Résumé : Bangui. Robert a dix-sept ans et rêve de faire carrière dans la musique. Mais il n’est pas un Centrafricain comme les autres. Il est un réfugié congolais. Lorsque ses parents sont arrêtés, il doit s’occuper seul de ses quatre jeunes frère et sœurs. Il jongle alors entre petits boulots et révisions du bac, tout en évitant les milices qui font régner la terreur dans la ville. Un jour, il apprend qu’un concours musical est organisé. Gagner devient son seul espoir.

© 2026 Festival de Cannes

Critique : Les débats politiques internes en France feraient vite oublier que le continent qui accueille le plus de réfugiés du monde demeure l’Afrique, elle-même traversée par des conflits majeurs dans un grand nombre de ses pays. Et justement, Congo Boy vient rappeler, à travers le destin de Robert, que la Centrafrique concourt largement à ce phénomène. Sa famille a fui le Congo RDC, sujet à une crise humanitaire et politique dont les médias ne parlent que trop peu. Mais être Congolais en Centrafrique est loin d’être une bonne étiquette puisque ses deux parents ont été incarcérés et les enfants vivent cachés chez un colonel qui manifestement confond soutien aux immigrés et esclavagisme.

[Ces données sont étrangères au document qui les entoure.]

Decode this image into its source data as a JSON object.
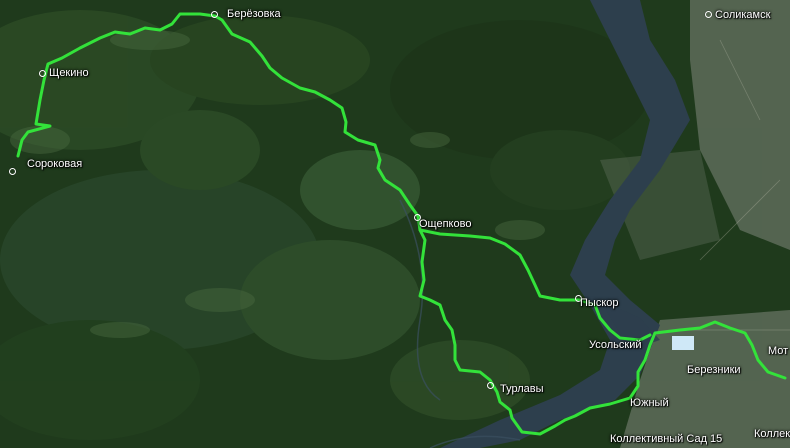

Quoiqu’on en puisse en penser, Congo Boy n’est surtout pas un film tragique. Le scénario emprunte une voix très tonique, avec une présence forte de la musique, pour accompagner le destin extraordinaire de cet adolescent de dix-sept ans qui certes a bien du mal à suivre sa scolarité mais a surtout devant lui une carrière de chanteur à défendre. Les chansons ont donc toute leur place dans ce récit initiatique car elles incarnent un devenir possible pour un enfant qui devrait finir à la rue ou en prison.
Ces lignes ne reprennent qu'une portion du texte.